Just you, Roushana….Just this…
Claude danced. Shamelessly, he did things for me alone, and I did things for him.

There were endless parties. There was a cold snap. Briefly, the Seine froze. Then, suddenly, the mornings were wreathed in sunlight and steam. And we were busking in Montmartre, and coming up quite spontaneously with that tune which everyone in Paris was soon humming, or walking along the Champs Elysées where the fashion dummies writhed like the figures at
Le Chien Heureux
. Then along the Boulevard de Clichy, and watching the whores in all their enhanced finery, and inspecting, amazed and curious, all the many devices and appliances on sale in the shops. Up the hill in Montmartre there were other tempta-tions. We ate
hombard persillé
and drank
pastis
for lunch. These sloping streets had become fashionable once again, and were filled with exotic emporia and antique shops. We debated whether this cabinet by Gallé wouldn’t just fill the far corner of our atelier, or if that crystal scent bottle really was a Lalique.

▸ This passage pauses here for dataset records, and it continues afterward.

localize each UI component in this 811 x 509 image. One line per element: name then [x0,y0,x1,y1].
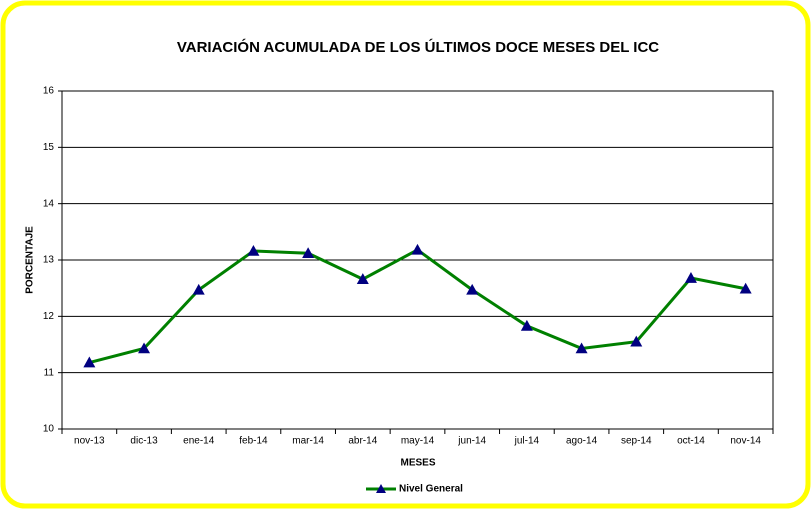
legend-label: Nivel General [399,484,463,495]
y-tick-label: 10 [43,424,55,435]
marker [247,244,260,256]
legend-marker [376,484,386,493]
marker [356,273,369,284]
x-tick-label: abr-14 [348,436,377,447]
plot-area [61,90,774,430]
marker [684,272,697,283]
y-tick-label: 12 [43,311,55,322]
marker [739,282,752,294]
x-tick-label: jun-14 [457,436,486,447]
x-tick-label: feb-14 [239,436,268,447]
x-tick-label: nov-14 [730,436,761,447]
y-tick-label: 16 [43,86,55,97]
marker [520,319,533,331]
x-tick-label: jul-14 [514,436,540,447]
marker [302,247,315,259]
x-axis-label: MESES [400,458,435,469]
x-tick-label: nov-13 [74,436,105,447]
x-tick-label: may-14 [401,436,435,447]
x-tick-label: oct-14 [677,436,705,447]
marker [411,243,424,255]
y-tick-label: 14 [43,198,55,209]
marker [192,283,205,295]
chart-title: VARIACIÓN ACUMULADA DE LOS ÚLTIMOS DOCE … [177,38,659,56]
marker [630,335,643,347]
x-tick-label: ago-14 [566,436,598,447]
x-tick-label: mar-14 [292,436,324,447]
marker [83,356,96,368]
marker [138,342,151,354]
marker [466,283,479,295]
y-tick-label: 15 [43,142,55,153]
x-tick-label: sep-14 [621,436,652,447]
marker [575,342,588,354]
x-tick-label: ene-14 [183,436,215,447]
y-tick-label: 11 [44,367,55,378]
y-tick-label: 13 [43,255,55,266]
y-axis-label: PORCENTAJE [25,226,36,294]
x-tick-label: dic-13 [130,436,158,447]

I watched our reflections move in the glass cases and mirrors: Claude, in his red scarf and black coat, the pulse in his throat and the crease which gathered in his left cheek when he smiled, and the way he and I somehow just
matched
. I’d always thought all those operas and musicals about falling in love were essentially ridiculous, a mere artistic device, but now I understood why, even in these moments of seemingly everyday life, people might want to burst into song.